Après la libération de la rive gauche de l'Orne, les troupes britanniques, aidées par les Français, procédèrent au nettoyage de la ville où des îlots de résistance ennemie subsistèrent encore pendant quelques jours. Les F.F.I. apportèrent en outre leur aide pour la prise du faubourg de Vaucelles et de Fleury-sur-Orne (Note de MLQ: à 5 km au Sud de Caen) où les  Allemands tinrent encore longtemps.

Nos libérateurs

Les Canadiens furent les bienvenus et, la plupart Canadiens français engagés volontaires comme leurs pères en 1914, ils sympathisèrent de suite avec la population quelque peu surprise par leur parler nuancé d'un accent normand. J'entendis un jour l'un d'eux regretter, bien que Canadien français, de s'appeler « Cable » qu'il prononçait avec l'accent anglais; il se montra réjoui quand on lui apprit que c'était un nom bien français, et que l'on connaissait de nos compatriotes qui se nommaient Cablé. Dans les campagnes l'accueil ne dut pas être moins chaleureux et à Rots (Note de MLQ: à 10 km au Nord-Ouest de Caen) , par exemple, fut célébré le mariage d'une jeune normande avec un sergent de l'armée canadienne. Les jeeps, les voitures amphibies, eurent leur petit succès, mais le défilé interminable et la puissance du matériel allié de toute sorte ne sont pas près d'être oubliés par ceux qui ont assisté à son passage.

L'information

Dès l'arrivée de nos libérateurs le communiqué fut régulièrement affiché au bureau du Town major (Note de MLQ: la parloir du Lycée Malherbe)

 

et tous venaient aux nouvelles. Des illustrés nous apportant quelques détails impressionnants sur le débarquement furent mis en vente. Chaque jour une voiture avec haut-parleur

diffusait les nouvelles apportées par La Voix des Alliés, petit bulletin imprimé à La Délivrande (Note de MLQ: à 14 km au Nord de Caen) , et plus tard la radio diffusait les émissions de Londres. Les premiers journaux que nous reçûmes venaient de Bayeux : c'était surtout La Renaissance du Bessin, bihebdomadaire, que l'on regardait avec convoitise entre les mains de quelques privilégiés. Mais bientôt une petite feuille, Liberté de Normandie, premier quotidien de la France libérée, s'imprima à Caen. Elle parut régulièrement à partir du 13 juillet. Les forces canadiennes eurent également leur presse avec The Maple Leaf qui leur était réservé mais que l'on affichait en villa Ce quotidien rédigé en anglais a paru à Caen du 3 août au 9 septembre. Diverses unités, en particulier celles qui campaient dans le Jardin des Plantes, avaient leur bulletin ronéotypé et de grandes cartes de Normandie, sur lesquelles on pouvait suivre les opérations.
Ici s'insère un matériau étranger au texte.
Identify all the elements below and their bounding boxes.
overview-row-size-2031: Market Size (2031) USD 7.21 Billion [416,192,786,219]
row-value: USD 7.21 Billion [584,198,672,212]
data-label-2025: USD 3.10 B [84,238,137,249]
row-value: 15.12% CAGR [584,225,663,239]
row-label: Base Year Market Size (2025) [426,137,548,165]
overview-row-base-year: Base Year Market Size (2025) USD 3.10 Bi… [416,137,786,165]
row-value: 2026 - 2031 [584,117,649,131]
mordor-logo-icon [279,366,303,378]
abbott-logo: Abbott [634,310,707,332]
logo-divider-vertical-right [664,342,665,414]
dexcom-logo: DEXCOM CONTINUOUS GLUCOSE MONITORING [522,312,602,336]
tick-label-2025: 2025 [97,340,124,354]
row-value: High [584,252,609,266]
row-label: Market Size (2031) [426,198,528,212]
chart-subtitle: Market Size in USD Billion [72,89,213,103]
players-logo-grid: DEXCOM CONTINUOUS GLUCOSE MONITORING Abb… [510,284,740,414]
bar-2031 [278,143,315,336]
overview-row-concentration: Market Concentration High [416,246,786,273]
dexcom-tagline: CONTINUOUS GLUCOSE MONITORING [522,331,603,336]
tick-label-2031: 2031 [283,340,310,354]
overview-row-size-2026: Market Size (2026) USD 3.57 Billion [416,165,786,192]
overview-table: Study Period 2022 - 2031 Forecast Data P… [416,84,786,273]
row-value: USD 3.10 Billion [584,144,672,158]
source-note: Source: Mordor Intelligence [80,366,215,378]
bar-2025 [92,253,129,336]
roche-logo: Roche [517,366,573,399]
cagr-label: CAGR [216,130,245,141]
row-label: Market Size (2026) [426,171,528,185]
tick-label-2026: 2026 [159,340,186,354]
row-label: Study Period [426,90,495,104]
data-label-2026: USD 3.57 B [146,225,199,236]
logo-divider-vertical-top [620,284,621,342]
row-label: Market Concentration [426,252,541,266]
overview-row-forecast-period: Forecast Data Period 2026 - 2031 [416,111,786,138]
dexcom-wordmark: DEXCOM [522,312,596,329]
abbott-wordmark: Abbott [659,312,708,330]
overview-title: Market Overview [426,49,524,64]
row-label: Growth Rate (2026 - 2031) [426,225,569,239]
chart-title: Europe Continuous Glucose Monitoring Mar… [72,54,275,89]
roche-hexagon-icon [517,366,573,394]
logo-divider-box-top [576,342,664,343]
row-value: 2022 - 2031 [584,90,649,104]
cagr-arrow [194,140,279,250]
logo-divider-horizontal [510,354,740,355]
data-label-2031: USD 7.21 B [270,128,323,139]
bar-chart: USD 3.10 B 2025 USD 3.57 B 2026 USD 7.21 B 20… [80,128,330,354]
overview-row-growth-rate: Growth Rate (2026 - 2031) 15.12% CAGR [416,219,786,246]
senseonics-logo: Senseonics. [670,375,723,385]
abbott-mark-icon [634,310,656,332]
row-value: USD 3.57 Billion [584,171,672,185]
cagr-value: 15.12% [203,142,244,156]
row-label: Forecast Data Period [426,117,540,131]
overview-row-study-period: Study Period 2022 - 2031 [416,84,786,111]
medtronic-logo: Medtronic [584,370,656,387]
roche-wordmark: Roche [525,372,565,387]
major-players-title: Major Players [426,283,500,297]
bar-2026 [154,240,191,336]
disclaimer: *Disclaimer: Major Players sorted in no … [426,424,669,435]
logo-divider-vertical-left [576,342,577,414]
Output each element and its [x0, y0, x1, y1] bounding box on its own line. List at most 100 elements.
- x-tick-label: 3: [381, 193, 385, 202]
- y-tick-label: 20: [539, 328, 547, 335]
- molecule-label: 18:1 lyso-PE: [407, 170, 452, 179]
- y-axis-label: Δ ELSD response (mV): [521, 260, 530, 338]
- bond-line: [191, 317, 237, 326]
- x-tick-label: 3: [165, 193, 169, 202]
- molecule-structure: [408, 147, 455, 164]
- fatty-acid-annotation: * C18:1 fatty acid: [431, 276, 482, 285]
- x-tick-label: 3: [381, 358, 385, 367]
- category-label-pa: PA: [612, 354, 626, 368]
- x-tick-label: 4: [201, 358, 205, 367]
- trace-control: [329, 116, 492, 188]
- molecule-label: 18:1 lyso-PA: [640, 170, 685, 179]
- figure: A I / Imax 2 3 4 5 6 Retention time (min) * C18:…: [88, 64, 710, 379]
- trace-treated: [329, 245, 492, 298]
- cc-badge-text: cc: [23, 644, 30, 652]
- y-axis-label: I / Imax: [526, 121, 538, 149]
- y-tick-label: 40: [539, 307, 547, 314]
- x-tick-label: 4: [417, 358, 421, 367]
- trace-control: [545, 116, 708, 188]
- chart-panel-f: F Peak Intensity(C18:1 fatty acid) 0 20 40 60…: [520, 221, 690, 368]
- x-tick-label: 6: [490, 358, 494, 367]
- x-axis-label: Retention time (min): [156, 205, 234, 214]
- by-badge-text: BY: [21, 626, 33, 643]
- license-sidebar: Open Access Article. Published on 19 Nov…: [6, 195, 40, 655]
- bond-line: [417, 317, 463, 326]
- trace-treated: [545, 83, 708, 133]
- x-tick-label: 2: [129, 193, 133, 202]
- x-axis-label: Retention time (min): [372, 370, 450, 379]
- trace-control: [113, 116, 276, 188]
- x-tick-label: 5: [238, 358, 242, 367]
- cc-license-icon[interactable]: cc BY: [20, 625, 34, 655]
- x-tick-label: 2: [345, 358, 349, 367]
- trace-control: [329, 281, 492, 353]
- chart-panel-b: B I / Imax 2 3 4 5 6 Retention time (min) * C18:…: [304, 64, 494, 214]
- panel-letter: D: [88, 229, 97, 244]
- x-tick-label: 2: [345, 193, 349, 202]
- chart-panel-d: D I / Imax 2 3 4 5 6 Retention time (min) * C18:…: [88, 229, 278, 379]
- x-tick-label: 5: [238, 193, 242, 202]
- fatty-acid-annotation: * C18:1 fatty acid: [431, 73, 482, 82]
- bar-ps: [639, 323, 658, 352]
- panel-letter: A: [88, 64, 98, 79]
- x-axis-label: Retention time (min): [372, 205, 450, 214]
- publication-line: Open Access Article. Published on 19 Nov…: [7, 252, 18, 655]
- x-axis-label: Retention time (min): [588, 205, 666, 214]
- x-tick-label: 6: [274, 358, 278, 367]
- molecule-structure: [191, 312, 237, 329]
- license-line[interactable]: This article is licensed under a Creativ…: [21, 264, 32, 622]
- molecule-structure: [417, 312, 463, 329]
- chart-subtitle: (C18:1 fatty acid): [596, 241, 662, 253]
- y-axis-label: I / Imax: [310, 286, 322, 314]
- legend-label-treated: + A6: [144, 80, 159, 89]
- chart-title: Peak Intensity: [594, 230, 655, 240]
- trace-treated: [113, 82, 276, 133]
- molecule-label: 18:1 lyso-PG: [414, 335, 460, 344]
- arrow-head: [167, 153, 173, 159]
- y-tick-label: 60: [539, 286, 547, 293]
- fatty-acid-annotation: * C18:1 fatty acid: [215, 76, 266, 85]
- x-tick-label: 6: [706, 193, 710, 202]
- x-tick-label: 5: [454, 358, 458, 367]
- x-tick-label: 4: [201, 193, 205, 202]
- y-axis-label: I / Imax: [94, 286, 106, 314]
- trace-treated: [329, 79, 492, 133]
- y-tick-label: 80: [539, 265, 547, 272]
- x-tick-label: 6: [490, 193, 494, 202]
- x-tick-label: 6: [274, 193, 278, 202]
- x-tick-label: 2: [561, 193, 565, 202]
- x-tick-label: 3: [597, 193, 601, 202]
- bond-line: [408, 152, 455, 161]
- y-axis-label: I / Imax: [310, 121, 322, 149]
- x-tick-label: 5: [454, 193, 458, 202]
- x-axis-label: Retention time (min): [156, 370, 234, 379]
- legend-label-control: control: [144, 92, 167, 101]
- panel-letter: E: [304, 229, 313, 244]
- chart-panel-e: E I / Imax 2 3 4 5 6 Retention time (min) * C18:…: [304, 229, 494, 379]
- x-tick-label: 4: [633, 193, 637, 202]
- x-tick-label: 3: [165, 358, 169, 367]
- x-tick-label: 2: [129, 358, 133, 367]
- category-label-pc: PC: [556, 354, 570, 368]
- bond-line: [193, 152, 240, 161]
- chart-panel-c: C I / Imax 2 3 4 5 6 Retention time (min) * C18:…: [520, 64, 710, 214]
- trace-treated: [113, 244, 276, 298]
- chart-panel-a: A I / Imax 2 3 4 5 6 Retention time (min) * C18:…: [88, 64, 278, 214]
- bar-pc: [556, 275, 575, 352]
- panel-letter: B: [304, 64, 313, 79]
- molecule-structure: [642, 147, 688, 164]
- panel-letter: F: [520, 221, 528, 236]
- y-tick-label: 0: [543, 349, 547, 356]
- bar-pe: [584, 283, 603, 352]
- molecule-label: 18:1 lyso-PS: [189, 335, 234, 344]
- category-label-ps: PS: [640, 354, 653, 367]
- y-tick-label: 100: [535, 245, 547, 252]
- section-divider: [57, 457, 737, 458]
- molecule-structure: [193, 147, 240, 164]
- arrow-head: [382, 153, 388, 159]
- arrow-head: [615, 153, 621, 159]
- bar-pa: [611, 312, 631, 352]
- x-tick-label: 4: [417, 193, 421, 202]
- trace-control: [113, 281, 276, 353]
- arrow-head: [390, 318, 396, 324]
Après la libération, la ville resta encore sous le feu nourri de l'artillerie allemande. Le centre d'accueil du Lycée Malherbe et l'église Saint-Etienne

qui avaient été épargnés par les Alliés, furent alors atteints par des obus. Des convois évacuèrent les sinistrés sur des centres d'accueil de la région de Bayeux. Les tirs d'artillerie empêchèrent les grandes manifestations publiques à l'occasion du 14 juillet ou de la venue du Général Koenig. (Note de MLQ le Le 29 juillet visite du général Pierre Koenig (un Caennais, né au N°154 de la rue de Bayeux), une rue lui rend hommage le Cours Général Koenig)

De petites annonces apparurent peu à peu dans notre journal quotidien. D'abord timides, elles devinrent de plus en plus nombreuses, signe de la reprise de la vie dans notre cité meurtrie.

 

ROGER MESLIN

Témoignage paru sous le titre : Dans Caen assiège (Roger Meslin)  Bataille de Normandie de René Horval, Tome 1, Editions de « Notre Temps », 1947.